Shannon’s preschool invited a Project Enlightenment counselor to observe him in his 3-year-old class, and he was recommended for speech therapy. He received services through Project Enlightenment, and then Wake County Schools, until the middle of first grade.
“We noticed small improvements early on and it was wonderful to finally be able to communicate with him,” Meulink says. “Project Enlightenment’s early intervention was key to Shannon’s success. We are a middle-class family, and it would have been difficult to afford private services for him,” she says.
Although Shannon’s speech therapy ended in first grade, he struggled in school. “He was bright, but his handwriting was poor and he wasn’t on grade level in reading,” Meulink says. Several years of private tutoring and additional support from teachers were needed to keep Shannon on track. Now, at age 12, “he is an A/B honor roll student and you would never know he ever had a speech delay,” Meulink says.
The Meulink family’s experience illustrates the importance of early intervention. “Some things are too important to ‘wait and see,'” Brinkerhoff says. “Delays in speech and language development often affect other areas as your child grows.
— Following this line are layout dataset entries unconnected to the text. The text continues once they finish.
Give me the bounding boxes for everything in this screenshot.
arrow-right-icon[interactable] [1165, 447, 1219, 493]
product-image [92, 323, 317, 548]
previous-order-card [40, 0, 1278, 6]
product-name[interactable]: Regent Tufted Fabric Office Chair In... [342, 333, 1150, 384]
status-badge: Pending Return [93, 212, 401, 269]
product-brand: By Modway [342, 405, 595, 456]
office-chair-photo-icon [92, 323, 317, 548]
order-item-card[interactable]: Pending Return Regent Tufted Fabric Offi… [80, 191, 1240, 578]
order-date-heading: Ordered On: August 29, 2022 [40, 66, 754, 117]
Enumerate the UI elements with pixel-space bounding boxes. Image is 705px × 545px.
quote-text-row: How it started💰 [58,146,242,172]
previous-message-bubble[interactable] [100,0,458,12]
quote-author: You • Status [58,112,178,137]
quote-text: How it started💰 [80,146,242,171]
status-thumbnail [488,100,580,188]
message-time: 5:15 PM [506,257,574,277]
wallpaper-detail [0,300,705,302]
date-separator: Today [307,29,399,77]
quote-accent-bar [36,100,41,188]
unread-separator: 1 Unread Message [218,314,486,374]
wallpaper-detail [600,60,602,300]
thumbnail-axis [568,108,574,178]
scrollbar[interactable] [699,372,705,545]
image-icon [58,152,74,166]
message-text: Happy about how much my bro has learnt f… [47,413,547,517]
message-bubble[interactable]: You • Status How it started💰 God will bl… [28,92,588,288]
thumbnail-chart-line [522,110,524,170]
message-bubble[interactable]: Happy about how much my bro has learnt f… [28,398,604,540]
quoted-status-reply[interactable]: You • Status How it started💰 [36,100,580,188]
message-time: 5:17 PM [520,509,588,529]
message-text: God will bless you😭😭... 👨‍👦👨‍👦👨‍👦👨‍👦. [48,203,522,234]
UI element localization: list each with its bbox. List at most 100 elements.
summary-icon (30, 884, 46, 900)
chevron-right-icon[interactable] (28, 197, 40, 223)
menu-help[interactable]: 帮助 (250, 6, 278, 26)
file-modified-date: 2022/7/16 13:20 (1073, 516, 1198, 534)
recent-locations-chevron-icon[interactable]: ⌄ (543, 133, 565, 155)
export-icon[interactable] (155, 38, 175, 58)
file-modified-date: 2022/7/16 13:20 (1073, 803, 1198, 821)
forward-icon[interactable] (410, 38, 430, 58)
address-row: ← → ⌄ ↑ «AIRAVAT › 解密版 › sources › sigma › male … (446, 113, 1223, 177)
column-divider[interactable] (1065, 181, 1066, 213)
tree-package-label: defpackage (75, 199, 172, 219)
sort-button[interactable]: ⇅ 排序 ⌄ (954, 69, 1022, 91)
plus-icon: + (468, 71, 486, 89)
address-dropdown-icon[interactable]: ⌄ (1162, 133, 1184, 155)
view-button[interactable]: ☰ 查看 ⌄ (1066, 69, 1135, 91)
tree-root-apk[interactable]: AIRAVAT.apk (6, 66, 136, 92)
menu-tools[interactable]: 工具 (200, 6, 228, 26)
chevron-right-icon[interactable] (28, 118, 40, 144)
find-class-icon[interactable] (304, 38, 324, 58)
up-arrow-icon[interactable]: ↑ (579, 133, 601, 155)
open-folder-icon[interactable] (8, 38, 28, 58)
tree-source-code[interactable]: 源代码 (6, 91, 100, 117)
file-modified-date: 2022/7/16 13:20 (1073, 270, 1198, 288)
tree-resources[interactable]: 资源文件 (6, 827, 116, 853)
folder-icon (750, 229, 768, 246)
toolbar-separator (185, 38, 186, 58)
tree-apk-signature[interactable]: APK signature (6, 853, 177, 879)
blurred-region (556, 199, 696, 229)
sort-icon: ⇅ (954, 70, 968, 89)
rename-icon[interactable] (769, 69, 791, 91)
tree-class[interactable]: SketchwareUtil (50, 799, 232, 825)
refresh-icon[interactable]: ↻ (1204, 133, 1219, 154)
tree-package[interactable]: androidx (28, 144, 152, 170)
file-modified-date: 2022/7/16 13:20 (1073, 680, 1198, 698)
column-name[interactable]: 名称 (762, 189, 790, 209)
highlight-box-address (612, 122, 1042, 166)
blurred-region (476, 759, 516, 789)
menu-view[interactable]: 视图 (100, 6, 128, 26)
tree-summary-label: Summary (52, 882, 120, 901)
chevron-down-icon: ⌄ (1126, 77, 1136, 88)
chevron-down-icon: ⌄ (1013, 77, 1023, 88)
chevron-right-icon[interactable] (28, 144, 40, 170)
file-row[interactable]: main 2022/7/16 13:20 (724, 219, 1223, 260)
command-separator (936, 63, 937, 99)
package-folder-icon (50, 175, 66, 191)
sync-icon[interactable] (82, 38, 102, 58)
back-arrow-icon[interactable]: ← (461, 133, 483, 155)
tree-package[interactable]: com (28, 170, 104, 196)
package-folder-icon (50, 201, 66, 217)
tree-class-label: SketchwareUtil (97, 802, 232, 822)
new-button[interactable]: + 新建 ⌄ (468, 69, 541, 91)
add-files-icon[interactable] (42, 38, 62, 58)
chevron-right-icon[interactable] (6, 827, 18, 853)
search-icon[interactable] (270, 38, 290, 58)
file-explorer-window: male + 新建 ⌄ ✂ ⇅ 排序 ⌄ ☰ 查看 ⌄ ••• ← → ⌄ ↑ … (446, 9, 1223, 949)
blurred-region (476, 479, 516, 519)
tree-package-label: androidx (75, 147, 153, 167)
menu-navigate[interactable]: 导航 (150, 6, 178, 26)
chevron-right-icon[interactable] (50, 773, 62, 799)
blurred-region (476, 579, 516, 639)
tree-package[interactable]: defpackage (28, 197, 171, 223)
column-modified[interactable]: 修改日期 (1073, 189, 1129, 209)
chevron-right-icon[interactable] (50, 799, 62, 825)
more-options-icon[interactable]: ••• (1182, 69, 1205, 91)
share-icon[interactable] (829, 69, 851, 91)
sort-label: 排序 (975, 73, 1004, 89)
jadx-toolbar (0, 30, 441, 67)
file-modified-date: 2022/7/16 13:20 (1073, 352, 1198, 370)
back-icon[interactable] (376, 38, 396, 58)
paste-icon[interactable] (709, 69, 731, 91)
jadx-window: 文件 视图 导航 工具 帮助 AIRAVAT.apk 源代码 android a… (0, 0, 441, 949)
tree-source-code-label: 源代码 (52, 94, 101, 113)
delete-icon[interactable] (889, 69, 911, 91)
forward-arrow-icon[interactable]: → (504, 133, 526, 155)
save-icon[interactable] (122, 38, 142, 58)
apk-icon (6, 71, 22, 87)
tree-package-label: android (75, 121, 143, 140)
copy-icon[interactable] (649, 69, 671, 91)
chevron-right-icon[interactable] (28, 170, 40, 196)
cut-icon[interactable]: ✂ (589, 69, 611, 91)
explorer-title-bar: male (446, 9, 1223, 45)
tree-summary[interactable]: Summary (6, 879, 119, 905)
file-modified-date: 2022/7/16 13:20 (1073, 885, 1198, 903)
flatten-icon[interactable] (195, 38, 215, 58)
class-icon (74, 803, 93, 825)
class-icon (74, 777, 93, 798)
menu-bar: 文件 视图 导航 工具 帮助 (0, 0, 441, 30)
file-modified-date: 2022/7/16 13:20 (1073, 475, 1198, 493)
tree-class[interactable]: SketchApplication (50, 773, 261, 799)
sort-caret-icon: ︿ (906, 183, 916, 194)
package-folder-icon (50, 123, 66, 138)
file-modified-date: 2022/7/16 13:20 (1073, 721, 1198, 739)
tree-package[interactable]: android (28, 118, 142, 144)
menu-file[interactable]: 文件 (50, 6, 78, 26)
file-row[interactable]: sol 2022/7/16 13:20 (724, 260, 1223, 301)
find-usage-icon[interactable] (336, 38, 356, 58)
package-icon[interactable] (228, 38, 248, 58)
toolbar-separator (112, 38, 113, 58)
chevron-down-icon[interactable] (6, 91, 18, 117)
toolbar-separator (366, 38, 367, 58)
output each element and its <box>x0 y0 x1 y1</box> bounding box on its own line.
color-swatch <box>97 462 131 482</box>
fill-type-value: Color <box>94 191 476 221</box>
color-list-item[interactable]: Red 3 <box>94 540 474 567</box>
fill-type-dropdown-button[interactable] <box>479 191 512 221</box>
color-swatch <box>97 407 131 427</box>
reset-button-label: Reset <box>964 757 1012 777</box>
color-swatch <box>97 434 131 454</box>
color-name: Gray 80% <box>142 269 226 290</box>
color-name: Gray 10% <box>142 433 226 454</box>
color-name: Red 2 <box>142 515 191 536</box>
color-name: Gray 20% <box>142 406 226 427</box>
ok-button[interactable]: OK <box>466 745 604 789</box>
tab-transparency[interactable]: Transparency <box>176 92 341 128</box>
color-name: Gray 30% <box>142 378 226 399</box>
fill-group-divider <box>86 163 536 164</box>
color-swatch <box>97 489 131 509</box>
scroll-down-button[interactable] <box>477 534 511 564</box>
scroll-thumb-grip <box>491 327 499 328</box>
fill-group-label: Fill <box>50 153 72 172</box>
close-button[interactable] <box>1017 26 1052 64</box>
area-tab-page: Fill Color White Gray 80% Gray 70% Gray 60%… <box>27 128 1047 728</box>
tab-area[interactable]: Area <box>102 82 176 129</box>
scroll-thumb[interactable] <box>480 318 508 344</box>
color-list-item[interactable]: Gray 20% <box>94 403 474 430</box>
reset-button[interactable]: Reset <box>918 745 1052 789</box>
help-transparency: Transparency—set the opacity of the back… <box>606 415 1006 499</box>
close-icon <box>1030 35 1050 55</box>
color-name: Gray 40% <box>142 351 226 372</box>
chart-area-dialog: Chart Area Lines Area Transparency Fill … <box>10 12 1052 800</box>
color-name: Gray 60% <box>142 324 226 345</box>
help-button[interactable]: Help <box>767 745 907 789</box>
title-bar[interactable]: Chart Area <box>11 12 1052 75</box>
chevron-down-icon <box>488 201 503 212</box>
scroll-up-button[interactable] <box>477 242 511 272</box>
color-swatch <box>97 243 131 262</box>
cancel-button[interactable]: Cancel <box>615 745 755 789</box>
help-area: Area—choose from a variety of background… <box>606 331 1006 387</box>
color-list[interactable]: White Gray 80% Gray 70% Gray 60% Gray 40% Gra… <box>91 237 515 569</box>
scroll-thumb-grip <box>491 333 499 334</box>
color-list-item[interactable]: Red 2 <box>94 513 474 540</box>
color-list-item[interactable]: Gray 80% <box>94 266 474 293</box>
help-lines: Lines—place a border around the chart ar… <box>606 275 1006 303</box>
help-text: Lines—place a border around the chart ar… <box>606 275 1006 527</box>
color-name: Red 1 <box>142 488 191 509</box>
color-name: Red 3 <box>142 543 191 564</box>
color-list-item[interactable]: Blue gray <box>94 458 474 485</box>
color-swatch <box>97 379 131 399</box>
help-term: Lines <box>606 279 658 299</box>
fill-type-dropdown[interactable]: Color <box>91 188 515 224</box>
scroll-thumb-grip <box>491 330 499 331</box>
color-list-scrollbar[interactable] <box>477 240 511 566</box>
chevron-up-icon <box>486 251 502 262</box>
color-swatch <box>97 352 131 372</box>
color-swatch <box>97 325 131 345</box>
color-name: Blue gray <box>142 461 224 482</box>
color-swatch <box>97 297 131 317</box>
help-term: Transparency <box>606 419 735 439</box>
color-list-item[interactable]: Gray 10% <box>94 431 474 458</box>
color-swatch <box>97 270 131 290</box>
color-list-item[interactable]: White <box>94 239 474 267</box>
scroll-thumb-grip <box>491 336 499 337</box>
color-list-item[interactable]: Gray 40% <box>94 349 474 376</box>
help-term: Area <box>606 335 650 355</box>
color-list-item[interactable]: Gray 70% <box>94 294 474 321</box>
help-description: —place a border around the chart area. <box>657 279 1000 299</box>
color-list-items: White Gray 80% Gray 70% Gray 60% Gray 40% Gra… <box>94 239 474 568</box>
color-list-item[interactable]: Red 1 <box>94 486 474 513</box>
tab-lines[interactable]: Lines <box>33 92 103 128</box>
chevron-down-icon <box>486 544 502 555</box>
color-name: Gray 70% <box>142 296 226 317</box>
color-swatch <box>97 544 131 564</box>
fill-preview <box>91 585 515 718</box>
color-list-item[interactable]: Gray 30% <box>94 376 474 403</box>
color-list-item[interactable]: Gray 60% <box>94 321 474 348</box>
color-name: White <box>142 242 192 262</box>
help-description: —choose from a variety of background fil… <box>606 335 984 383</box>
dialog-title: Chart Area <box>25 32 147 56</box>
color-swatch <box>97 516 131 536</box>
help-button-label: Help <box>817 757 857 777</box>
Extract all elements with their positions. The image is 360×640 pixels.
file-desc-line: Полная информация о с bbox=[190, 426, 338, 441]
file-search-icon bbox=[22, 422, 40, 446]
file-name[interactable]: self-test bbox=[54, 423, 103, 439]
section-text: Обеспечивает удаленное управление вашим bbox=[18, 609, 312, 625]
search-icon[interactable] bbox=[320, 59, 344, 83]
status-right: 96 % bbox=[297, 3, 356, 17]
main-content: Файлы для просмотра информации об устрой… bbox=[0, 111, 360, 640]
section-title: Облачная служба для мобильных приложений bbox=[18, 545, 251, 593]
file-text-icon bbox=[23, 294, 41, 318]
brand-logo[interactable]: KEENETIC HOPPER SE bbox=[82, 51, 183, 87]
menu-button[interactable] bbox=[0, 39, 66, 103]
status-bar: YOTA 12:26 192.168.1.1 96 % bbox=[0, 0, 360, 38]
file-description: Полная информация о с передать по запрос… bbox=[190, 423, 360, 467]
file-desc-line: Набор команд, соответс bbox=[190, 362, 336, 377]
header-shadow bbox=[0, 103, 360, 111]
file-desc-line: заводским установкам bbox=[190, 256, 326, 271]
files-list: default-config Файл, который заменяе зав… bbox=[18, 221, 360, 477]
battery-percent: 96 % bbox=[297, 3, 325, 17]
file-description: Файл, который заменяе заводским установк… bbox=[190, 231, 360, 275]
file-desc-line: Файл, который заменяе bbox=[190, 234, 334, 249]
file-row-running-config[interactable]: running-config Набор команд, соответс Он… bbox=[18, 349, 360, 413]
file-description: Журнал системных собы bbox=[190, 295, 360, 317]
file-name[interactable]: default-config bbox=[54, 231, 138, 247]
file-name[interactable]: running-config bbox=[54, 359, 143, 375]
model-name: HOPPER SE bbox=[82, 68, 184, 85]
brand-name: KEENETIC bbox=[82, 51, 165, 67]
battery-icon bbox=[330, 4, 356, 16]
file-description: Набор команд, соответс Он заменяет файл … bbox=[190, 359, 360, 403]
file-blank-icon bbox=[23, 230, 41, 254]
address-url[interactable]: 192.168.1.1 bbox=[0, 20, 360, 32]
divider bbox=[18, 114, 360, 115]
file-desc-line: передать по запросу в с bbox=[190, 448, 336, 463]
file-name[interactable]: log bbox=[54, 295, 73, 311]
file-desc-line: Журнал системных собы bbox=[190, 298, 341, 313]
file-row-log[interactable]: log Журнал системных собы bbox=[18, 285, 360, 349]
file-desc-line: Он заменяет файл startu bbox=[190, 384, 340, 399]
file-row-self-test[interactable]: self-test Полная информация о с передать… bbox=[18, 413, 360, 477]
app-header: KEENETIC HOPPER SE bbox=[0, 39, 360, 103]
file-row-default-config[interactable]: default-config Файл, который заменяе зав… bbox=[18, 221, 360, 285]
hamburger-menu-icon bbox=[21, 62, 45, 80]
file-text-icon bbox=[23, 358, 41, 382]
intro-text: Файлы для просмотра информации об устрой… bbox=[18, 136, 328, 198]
It’s best to trust your instincts and seek professional advice sooner, rather than later.”
Maria J. Mauriello is a freelance writer, communications professional and the mother of two children. She lives in Raleigh.
North Carolina Early Intervention Services www.ncei.org/ei
For information about stuttering:
National Stuttering Association
The Stuttering Foundation
Seeking assistance for stuttering
Caron Lye, a speech-language pathologist and Durham parent, took her own advice when her 3-year-old son started stuttering. “If a parent is concerned, I tell them to have their child screened, so that’s what I did,” she says. Six months later, after Lye consulted with a speech-language pathologist with stuttering expertise, her son is “doing great. He’s very verbal and loves to talk,” Lye says.
Most children go through some period of disfluency in their speech, usually between the ages of 2 and 6. However, approximately 5 percent of all children experience a sustained period of stuttering that lasts six months or longer, according to the Stuttering Foundation of America. Three-quarters of those children will recover by late childhood, but it will be a long-term problem for about 1 percent.
Lye encourages parents to seek skilled intervention early on. “Stuttering is a complicated, multifaceted communication disorder, so it’s important to find someone who has extensive experience treating it,” she says.
“Early intervention is important. If you wait for your child to outgrow stuttering, you could be missing critical therapy time.”